Over the past several years, the fields of Leadership Studies and of Women's Studies have grown tremendously. This book, which is a series of case studies of women who have headed governments across the globe, will discuss the conditions and situations under which women rose to power and give a brief biography of each woman . A special chapter on why no U.S. woman has risen to the top, and a review of the political campaigns of Hillary Clinton, Michele Bachmann and others will be included.

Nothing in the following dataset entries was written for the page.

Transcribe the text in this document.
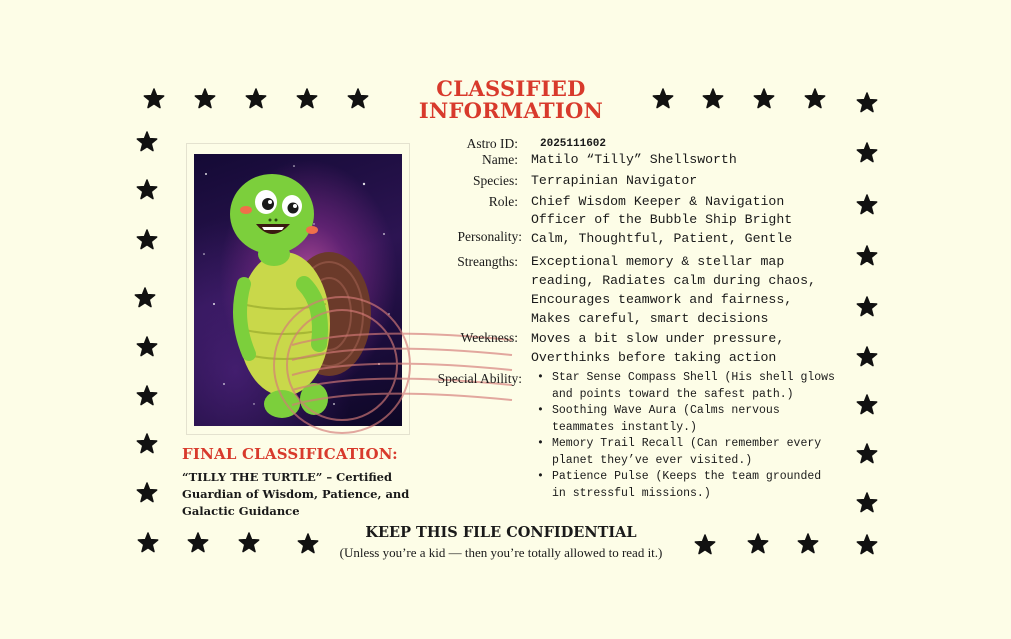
CLASSIFIED
INFORMATION
Astro ID: 2025111602
Name: Matilo “Tilly” Shellsworth
Species: Terrapinian Navigator
Role: Chief Wisdom Keeper & Navigation
Officer of the Bubble Ship Bright
Personality: Calm, Thoughtful, Patient, Gentle
Streangths: Exceptional memory & stellar map
reading, Radiates calm during chaos,
Encourages teamwork and fairness,
Makes careful, smart decisions
Weekness: Moves a bit slow under pressure,
Overthinks before taking action
Special Ability:
•	Star Sense Compass Shell (His shell glows
and points toward the safest path.)
• Soothing Wave Aura (Calms nervous
teammates instantly.)
• Memory Trail Recall (Can remember every
planet they’ve ever visited.)
• Patience Pulse (Keeps the team grounded
in stressful missions.)
FINAL CLASSIFICATION:
“TILLY THE TURTLE” – Certified Guardian of Wisdom, Patience, and Galactic Guidance
KEEP THIS FILE CONFIDENTIAL
(Unless you’re a kid — then you’re totally allowed to read it.)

This book will be of interest for courses in women and leadership, global politics and gender studies.
Though the proportion of women in national assemblies still barely scrapes 16% on average, the striking outliers – Rwanda with 49% of its assembly female, Argentina with 35%, Liberia and Chile with new women presidents this year – have raised expectations that there is an upward trend in women’s representation from which we may expect big changes in the quality of governance. But getting women into public office is just the first step in the challenge of creating governance and accountability systems that respond to women’s needs and protect their rights. Using case studies from around the world, the essays in this volume consider the conditions for effective connections between women in civil society and women in politics, for the evolution of political party platforms responsive to women’s interests, for local government arrangements that enable women to engage effectively, and for accountability mechanisms that answer to women. The book’s argument is that good governance from a gender perspective requires more than more women in politics. It requires fundamental incentive changes to orient public action and policy to support gender equality.
This book provides comparative data and policy benchmarks on women's access to public leadership and inclusive gender-responsive policy-making across OECD countries.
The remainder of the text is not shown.